Stop using other people's definitions of success.

It's up to you to define success and fulfillment for yourself. Avoid using the definitions of success set by society or by others. You will find that this path leads to less anxiety and more happiness.

Success has traditionally been defined as having money or power. Getting the big promotion; getting the big house; having a nice car. But how many people do you know who have this "traditional" success, but seem miserable?

Success for you is whatever you define it to be. A big step on the way to feeling fulfilled is setting your own definition of success and working towards what you want in life. Below I share an exercise that you can use to start creating or updating your vision for a fulfilling life.
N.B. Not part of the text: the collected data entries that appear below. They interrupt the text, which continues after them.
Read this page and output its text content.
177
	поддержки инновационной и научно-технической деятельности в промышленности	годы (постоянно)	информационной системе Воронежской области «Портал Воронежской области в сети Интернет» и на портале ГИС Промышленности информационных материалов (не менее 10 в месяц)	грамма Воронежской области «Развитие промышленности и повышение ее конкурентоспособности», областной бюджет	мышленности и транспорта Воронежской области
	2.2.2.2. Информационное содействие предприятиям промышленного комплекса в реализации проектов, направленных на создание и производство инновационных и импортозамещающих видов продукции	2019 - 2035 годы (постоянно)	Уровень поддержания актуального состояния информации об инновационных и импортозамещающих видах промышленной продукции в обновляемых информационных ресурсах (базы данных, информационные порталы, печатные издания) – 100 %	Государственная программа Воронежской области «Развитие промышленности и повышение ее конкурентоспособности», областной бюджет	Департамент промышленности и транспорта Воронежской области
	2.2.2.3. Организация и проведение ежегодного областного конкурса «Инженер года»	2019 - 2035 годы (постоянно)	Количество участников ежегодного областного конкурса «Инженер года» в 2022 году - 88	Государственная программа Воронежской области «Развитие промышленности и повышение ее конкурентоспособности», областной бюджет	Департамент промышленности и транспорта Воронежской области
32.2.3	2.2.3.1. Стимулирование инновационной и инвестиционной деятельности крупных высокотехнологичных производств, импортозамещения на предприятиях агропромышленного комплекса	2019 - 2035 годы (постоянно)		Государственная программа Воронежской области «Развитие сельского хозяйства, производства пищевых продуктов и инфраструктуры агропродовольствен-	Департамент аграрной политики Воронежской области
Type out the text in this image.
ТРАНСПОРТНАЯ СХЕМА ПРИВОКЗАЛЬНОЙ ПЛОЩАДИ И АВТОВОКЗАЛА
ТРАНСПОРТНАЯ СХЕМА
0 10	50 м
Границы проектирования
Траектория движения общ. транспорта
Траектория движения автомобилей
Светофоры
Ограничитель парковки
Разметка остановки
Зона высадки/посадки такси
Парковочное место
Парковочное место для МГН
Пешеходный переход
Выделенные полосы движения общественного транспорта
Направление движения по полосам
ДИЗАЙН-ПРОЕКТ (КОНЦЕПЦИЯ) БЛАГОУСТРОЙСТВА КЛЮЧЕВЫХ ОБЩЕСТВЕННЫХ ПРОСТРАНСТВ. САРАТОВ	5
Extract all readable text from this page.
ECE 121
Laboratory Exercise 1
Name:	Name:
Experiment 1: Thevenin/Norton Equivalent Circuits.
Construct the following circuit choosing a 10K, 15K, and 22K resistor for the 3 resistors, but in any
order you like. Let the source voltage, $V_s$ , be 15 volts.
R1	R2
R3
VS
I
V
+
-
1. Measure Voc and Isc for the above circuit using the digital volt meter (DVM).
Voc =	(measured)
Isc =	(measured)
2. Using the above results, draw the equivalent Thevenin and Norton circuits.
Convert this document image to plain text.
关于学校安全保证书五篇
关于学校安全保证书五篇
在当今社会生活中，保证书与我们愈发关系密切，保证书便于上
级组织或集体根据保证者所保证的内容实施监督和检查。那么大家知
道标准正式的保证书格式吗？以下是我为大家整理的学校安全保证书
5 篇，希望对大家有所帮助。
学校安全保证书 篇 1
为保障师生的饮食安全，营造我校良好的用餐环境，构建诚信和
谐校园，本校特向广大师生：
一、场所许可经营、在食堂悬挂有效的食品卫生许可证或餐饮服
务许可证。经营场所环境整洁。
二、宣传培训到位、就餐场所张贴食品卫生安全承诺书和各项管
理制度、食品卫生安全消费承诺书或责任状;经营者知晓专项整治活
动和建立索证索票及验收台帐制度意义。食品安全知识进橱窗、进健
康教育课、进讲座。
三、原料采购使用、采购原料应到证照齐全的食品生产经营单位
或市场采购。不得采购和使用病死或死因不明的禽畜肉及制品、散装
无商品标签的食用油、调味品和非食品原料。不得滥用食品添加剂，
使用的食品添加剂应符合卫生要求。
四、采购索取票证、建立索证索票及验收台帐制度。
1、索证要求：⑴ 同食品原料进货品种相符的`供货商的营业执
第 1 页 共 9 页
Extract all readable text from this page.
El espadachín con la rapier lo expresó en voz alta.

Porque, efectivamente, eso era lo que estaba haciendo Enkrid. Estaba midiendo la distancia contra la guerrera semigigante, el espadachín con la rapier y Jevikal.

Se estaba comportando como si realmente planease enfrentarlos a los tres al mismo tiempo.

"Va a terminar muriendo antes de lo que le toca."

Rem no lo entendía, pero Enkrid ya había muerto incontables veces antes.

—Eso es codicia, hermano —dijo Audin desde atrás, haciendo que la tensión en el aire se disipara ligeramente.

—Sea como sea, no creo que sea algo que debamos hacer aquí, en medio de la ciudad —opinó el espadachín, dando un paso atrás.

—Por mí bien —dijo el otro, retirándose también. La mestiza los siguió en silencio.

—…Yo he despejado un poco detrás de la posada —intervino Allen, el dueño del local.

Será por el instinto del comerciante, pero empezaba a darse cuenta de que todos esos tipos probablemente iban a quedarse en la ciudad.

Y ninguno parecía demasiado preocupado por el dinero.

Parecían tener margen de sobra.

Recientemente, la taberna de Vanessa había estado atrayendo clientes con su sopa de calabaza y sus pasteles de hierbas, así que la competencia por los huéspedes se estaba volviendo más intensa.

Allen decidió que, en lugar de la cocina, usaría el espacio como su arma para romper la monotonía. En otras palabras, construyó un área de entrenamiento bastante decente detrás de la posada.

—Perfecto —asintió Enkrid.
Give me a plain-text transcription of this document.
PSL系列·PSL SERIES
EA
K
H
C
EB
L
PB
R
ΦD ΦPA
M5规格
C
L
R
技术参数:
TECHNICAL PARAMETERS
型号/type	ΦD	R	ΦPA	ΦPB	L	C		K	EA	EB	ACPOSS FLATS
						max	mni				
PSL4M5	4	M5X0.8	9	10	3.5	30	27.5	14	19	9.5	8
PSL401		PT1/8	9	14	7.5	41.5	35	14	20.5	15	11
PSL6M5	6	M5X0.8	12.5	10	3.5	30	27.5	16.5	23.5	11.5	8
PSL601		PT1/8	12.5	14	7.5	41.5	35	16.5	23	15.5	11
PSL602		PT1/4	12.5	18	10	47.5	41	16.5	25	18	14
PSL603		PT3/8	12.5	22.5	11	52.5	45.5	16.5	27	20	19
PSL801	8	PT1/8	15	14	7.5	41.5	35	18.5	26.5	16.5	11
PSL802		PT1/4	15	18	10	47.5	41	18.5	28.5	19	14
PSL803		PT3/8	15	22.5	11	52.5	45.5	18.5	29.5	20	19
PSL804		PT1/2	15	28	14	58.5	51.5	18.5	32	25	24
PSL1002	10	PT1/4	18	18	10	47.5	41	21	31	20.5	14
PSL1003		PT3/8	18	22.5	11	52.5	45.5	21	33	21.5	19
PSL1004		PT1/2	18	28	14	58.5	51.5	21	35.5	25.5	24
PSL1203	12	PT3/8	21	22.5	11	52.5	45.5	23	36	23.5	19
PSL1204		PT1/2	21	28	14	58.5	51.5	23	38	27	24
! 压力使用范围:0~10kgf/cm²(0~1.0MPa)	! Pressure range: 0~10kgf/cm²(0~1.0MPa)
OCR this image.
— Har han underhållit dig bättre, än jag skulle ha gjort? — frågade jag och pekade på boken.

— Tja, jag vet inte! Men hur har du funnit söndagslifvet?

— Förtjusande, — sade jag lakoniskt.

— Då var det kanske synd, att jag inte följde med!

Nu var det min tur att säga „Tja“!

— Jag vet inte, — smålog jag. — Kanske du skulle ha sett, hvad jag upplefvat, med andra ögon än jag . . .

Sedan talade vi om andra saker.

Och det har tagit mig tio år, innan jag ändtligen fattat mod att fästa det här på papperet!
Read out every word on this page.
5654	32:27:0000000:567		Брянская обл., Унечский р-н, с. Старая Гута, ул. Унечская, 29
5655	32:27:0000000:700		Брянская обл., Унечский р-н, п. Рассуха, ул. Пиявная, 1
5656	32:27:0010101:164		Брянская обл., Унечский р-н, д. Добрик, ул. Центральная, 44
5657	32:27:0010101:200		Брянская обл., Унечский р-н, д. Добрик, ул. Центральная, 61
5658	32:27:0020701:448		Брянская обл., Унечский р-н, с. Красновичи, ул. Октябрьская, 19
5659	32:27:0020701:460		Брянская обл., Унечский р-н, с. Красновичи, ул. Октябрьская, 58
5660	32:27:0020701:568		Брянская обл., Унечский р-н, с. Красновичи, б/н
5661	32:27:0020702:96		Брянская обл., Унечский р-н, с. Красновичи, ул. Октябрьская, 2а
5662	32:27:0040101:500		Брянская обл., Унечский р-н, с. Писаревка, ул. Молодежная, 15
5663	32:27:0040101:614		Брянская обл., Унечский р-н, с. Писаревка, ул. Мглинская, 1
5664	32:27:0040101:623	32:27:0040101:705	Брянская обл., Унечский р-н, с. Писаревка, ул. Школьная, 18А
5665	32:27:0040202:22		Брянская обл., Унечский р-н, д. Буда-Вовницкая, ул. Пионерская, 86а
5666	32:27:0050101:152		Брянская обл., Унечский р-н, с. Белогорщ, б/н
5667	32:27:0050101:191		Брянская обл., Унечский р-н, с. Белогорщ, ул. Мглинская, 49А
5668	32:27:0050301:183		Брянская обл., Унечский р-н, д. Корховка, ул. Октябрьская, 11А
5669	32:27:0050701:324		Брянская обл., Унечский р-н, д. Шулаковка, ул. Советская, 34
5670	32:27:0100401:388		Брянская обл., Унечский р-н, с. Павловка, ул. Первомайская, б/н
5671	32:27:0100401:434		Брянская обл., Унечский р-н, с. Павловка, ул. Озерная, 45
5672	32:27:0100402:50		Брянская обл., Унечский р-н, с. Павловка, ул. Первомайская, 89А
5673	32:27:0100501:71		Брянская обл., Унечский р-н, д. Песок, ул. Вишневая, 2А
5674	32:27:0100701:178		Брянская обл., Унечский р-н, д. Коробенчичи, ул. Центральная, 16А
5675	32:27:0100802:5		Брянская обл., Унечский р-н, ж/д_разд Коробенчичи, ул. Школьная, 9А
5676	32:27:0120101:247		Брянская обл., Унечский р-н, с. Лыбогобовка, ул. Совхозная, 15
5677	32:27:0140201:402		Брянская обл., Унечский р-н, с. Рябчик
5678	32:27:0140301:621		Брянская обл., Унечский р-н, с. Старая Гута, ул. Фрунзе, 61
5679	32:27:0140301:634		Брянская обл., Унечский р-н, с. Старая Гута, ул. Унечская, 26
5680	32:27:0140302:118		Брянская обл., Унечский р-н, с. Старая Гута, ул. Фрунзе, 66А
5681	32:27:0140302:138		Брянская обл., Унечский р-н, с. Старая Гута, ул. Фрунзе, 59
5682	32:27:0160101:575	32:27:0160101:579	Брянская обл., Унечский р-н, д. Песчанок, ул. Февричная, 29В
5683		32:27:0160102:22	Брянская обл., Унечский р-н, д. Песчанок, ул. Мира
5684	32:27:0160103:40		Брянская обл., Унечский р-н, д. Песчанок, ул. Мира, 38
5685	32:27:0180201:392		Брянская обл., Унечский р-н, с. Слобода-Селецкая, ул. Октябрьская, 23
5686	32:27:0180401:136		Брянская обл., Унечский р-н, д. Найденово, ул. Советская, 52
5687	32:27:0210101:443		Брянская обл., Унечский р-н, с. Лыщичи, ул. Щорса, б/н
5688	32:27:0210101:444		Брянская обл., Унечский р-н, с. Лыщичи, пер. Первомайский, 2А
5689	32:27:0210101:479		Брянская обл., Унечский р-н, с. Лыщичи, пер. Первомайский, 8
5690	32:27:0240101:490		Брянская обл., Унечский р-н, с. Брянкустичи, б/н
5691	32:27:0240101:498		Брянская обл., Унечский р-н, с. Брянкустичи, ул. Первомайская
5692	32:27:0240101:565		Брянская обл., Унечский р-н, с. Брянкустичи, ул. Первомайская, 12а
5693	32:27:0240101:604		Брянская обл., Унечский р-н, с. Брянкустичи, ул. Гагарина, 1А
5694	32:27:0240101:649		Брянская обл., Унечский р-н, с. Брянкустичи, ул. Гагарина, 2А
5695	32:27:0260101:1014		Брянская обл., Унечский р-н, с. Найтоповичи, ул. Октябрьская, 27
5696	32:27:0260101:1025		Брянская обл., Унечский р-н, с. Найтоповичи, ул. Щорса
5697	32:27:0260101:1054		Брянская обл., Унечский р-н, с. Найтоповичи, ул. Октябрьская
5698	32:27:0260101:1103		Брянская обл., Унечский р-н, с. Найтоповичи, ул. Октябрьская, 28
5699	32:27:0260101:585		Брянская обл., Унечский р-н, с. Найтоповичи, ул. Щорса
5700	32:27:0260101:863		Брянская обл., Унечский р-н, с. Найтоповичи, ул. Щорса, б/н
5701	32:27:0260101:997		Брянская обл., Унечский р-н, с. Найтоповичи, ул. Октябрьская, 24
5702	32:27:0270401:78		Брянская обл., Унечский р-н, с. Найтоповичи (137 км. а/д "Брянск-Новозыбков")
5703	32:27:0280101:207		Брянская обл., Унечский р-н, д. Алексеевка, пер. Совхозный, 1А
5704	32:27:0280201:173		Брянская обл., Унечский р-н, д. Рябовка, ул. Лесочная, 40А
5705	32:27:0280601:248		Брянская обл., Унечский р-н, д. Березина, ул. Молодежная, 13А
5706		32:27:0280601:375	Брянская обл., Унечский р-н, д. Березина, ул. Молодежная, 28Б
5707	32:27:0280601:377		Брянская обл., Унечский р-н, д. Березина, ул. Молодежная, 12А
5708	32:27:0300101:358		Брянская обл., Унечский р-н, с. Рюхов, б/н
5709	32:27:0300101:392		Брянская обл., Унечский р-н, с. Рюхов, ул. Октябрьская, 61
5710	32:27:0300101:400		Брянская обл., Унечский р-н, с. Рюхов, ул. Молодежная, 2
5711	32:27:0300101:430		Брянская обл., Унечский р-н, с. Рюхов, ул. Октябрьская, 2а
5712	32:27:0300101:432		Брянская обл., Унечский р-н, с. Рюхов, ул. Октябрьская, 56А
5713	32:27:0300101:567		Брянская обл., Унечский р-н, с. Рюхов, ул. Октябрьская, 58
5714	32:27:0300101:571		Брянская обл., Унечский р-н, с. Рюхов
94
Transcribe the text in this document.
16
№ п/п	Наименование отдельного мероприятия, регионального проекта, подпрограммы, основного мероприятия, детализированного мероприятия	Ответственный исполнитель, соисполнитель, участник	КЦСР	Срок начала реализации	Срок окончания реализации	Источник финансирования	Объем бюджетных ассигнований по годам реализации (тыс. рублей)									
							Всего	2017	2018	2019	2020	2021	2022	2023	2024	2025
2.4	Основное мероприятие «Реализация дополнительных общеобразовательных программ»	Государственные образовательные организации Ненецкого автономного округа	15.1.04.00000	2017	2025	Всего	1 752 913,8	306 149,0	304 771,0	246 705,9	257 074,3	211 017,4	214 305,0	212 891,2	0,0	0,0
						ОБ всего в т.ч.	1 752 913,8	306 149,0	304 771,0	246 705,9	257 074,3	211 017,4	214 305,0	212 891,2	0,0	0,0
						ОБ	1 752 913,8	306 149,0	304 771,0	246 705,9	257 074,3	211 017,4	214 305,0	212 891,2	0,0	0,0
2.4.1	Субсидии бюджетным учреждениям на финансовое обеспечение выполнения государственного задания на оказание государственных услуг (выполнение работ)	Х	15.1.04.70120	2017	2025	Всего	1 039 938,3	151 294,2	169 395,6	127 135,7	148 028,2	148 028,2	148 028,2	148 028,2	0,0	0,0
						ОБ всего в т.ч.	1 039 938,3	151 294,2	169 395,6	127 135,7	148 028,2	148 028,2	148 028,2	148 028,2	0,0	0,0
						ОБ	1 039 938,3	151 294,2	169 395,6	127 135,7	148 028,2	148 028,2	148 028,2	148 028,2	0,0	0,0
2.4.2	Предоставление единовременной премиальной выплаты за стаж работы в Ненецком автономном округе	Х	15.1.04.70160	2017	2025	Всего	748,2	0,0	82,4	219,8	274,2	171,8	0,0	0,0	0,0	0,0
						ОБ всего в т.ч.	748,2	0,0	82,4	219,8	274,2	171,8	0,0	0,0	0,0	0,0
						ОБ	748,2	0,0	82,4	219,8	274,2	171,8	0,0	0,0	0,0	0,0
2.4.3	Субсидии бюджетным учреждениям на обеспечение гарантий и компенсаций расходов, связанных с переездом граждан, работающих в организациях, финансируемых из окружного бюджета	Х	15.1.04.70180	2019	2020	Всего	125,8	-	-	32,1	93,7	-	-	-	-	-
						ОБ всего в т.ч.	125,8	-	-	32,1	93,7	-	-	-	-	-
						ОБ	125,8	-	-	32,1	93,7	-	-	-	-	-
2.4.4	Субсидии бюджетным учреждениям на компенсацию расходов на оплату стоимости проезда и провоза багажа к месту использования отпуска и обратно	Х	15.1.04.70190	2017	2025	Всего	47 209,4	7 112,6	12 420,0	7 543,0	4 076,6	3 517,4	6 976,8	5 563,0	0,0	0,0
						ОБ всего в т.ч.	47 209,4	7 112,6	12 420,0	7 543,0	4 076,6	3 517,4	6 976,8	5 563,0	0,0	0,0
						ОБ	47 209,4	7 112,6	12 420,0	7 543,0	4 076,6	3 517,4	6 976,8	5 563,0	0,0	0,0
Start to visualize a fulfilling life with this 30-minute exercise

The two key questions that help you find fulfillment are these:

  • What do you really want?

  • What do you love doing?

If the answer to those questions is different than what you have today, then GOOD. You have a starting point for a clear vision of a future state that is different from your current state.

If you feel that the answers to those questions are not inspiring, did you dig deep enough? You can ask yourself, "And What Else?" to go a few layers deeper.

Take those questions a step further and spend at least 30 minutes completing this vision exercise. Ask yourself these deeper questions:

  • Imagine yourself in five years' time. How do you see yourself?

  • Will you be in the same employment or elsewhere?

  • What will you be working on?

  • Will you be living in the same place or not?

  • Who will your friends be?

  • What time will you spend with your family?

Try and be as concrete and realistic as you can. Write the answer as one or two paragraphs.

My advice on making this powerful is to go somewhere with no distractions. Get off the tramlines of your day-to-day and go somewhere where you can think differently.


My wife Julie and I completed this at a seaside cafe on the Meditteranean, on the island of Crete in Greece. We took a few hours to visualize the life we wanted right after moving from Vancouver to Oxford in 2006. It was incredibly powerful.

If you don't have an inspiring seaside cafe handy, think of somewhere local you can walk to, and do this vision exercise with a pad and pen.


Think about more than just your career and money. The major areas of life are things like Health, Family, Career, Wealth, Friends, Fun & Recreation, Community. Think of these as balls that you are constantly juggling. Career and wealth are rubber balls; if you drop one, it bounces and you can pick it up. On the other hand, health and family are glass balls; if you drop them, the impact can be shattering.

It's up to you to define success and fulfillment for yourself. Avoid using the definitions of success set by society or by others. You will find that this path leads to less anxiety and more happiness.